A series of acrylic paintings the artist made, "Interior Intimacies," which show spaces of Falcón's home in Erhard, Minnesota, are brightly colored to evoke a Southwestern flair but also have recognizable Midwestern kitchen aesthetics.
Falcón is drawn to exploring that mix of identities through their artwork. When Falcón first moved to Minnesota, the artist was a tenured professor who taught women and gender studies in the Fargo-Moorhead area. Though they moved to rural Erhard in 2019 to pursue art and writing full-time, Falcón's interest in femininity and domesticity is still portrayed in their art.
For example, Falcón incorporated cross stitch into their "Interior Intimacies" paintings, since cross stitch is typically associated with women. They wanted to combine this art style with traditional acrylic paint to challenge what people consider "high art" through femininity.
Food, one of the exhibit's biggest inspirations, is also a way Falcón incorporates the concept of femininity into their artwork.
"To me, food is an entry point to thinking about larger themes," the artist said. "Food is largely prepared by women in their homes. It's associated with women's roles. Certainly in my family, food has played an important role in gatherings. I was just really interested in learning about other people's relationships to food and what they offer to the community through food."
Falcón was able to further explore that interest in food through art when they received a grant for a story-gathering project from Rethos (a Minnesota nonprofit that connects people through historic places and promotes community). The artist immediately knew they wanted to connect with Latinx food workers throughout Otter Tail County.

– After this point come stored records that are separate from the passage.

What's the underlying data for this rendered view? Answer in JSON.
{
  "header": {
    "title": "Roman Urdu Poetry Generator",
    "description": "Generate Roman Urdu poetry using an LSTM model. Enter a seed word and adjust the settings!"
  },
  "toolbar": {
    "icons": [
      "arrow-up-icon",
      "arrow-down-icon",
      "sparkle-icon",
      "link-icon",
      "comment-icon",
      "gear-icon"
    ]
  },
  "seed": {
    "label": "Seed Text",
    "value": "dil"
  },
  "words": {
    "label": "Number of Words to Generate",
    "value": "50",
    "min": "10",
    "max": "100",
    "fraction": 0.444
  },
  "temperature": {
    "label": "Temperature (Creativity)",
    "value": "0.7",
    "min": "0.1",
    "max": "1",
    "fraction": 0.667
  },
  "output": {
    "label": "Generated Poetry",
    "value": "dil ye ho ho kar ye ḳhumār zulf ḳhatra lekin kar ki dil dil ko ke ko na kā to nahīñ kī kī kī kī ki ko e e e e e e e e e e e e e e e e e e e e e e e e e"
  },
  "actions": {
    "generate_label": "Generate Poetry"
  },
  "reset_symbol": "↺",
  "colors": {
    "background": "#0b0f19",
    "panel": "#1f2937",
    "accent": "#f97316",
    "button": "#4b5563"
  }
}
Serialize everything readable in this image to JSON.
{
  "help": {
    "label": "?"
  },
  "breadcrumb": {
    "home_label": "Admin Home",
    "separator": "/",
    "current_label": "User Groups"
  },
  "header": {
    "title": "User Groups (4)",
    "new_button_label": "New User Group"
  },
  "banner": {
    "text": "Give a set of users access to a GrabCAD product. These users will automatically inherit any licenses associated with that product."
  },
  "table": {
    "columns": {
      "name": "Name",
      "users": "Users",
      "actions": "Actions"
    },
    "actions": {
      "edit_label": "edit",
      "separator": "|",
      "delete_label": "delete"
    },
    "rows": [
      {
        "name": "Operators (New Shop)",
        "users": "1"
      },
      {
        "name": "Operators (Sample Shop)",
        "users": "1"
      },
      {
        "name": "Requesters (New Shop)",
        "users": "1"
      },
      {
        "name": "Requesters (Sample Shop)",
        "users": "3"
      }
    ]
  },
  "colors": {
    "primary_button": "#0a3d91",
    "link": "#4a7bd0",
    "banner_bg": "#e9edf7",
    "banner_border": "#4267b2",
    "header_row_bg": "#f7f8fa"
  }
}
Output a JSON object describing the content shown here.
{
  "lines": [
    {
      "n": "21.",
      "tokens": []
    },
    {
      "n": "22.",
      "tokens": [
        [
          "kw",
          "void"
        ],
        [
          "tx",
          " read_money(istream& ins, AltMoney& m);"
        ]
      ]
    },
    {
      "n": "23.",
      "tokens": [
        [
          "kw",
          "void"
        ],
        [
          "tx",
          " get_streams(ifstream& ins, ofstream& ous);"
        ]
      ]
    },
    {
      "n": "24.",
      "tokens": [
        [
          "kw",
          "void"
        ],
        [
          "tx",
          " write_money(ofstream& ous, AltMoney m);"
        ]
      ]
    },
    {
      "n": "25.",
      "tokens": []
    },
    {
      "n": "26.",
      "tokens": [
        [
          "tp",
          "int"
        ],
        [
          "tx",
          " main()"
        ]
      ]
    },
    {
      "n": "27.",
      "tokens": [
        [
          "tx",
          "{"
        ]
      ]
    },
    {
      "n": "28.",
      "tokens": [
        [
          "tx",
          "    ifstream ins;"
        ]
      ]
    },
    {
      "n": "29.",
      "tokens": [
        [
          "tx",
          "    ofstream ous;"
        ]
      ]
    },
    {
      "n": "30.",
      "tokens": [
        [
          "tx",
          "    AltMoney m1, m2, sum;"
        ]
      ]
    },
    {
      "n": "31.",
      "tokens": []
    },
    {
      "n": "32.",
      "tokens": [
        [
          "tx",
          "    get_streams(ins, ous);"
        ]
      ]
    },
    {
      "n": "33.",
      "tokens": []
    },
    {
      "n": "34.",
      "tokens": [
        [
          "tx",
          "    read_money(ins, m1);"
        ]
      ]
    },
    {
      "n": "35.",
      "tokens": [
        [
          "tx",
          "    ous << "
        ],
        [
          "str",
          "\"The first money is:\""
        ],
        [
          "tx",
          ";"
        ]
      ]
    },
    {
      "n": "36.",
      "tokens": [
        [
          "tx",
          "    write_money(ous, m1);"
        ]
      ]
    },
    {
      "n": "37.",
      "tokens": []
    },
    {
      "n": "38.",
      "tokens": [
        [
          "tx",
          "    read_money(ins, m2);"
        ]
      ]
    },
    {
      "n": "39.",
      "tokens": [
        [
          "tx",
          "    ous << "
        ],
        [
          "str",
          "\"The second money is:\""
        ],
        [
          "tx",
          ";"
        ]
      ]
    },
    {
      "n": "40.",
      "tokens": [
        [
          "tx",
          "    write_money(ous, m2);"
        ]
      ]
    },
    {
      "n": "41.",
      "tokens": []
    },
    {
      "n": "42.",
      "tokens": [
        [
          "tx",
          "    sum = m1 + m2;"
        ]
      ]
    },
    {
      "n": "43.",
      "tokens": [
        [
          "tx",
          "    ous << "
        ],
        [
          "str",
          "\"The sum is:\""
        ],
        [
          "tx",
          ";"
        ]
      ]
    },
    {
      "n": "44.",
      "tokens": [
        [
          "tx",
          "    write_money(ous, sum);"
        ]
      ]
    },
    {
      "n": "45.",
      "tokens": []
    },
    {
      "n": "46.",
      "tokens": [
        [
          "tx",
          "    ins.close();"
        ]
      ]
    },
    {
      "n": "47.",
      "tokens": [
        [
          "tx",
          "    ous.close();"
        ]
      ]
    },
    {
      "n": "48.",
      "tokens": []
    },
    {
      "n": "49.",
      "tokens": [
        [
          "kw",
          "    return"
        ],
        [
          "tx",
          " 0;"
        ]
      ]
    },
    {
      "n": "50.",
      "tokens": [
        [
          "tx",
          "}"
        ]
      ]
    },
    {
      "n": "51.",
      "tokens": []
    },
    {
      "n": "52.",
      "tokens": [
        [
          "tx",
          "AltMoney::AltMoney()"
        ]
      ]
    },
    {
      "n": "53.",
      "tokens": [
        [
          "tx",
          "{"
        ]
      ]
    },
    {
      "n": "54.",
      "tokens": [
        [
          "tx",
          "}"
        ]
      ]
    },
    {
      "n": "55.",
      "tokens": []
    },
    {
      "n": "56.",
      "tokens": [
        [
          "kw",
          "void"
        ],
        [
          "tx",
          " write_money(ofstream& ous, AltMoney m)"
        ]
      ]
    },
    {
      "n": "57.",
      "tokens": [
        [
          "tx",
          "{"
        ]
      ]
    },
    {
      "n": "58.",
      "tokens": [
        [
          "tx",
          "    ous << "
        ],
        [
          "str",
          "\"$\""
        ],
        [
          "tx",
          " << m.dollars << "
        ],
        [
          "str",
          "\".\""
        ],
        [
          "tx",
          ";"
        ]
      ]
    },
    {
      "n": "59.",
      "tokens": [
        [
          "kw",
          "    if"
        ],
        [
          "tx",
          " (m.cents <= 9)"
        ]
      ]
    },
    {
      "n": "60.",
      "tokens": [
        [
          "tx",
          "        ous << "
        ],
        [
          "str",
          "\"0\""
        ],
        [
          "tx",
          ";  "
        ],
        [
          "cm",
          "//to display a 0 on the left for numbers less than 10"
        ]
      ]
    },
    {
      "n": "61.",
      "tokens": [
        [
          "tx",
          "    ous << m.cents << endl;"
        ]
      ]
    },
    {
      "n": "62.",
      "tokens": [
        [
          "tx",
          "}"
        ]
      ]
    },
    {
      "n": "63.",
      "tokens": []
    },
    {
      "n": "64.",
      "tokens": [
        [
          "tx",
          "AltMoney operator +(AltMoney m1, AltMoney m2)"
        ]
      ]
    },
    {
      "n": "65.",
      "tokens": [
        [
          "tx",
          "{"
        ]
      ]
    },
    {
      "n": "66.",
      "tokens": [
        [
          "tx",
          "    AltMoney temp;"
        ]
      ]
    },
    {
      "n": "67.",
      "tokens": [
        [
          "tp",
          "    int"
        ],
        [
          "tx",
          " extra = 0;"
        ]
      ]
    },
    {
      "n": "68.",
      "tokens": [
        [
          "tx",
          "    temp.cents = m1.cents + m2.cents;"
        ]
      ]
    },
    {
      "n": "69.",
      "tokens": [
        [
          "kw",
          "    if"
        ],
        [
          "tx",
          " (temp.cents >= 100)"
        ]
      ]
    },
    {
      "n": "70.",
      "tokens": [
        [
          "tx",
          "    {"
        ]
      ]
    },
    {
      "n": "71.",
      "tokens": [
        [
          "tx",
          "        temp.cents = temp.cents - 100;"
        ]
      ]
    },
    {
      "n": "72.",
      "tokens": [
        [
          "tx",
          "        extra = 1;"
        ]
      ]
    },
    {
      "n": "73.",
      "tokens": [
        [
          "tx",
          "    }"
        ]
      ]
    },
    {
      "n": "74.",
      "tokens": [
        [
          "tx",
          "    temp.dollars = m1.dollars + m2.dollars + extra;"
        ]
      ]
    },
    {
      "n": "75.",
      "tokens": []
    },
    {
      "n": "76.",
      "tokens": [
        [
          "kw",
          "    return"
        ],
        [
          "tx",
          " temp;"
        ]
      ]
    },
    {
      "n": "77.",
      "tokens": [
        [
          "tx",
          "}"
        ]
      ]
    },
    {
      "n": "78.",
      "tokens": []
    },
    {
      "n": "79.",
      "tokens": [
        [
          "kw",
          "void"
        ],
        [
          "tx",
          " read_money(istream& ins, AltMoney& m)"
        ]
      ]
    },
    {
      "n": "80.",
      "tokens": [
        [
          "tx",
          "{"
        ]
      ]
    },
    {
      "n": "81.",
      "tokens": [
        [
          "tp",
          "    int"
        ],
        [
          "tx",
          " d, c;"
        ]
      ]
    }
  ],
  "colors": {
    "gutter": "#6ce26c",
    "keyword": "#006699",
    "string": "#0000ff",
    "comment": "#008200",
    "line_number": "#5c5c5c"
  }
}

For that project, Falcón interviewed area Latinx restaurant owners, grocery store owners, and home cooks, who shared stories about what food means to them. As Falcón listened to those stories, the artist created "Nourishing Narratives: A Latinx Foodmap of Community Comida in Otter Tail County," a food-mapping project that traces and records the role of food in rural Latinx communities.
"It was really fun to see how food functions for others in similar ways that I do," Falcón said. "They think about it as healing."
Falcón depicts the healing qualities of food in the series, "Kitchen Saints." While some of the paintings in this series are acrylic renderings of tequila bottles — as tequila is considered important and healing in Falcón's Xicana background — the others are oil paintings of different hot sauces, painted on found wood that has been reclaimed from other purposes, such as from old pallet boards on Falcón's family members' farm.
This process is rooted in retablos, a Southwestern style of representing saints on wood paintings, typically associated with Catholic iconography. Not only does Falcón's art have roots in their Xicana upbringing, but it also has origins in the artist's Catholic upbringing.
Falcón created these oil paintings with the concept of portraiture in mind, meaning they wanted to represent the essence of the hot sauces in how they painted them, such as the different flourishes they applied in the halos, inspired by the sauces' flavors.
"I wanted to really use that idea (of retablos) to venerate the ingredients in my kitchen that bring me joy," Falcón said.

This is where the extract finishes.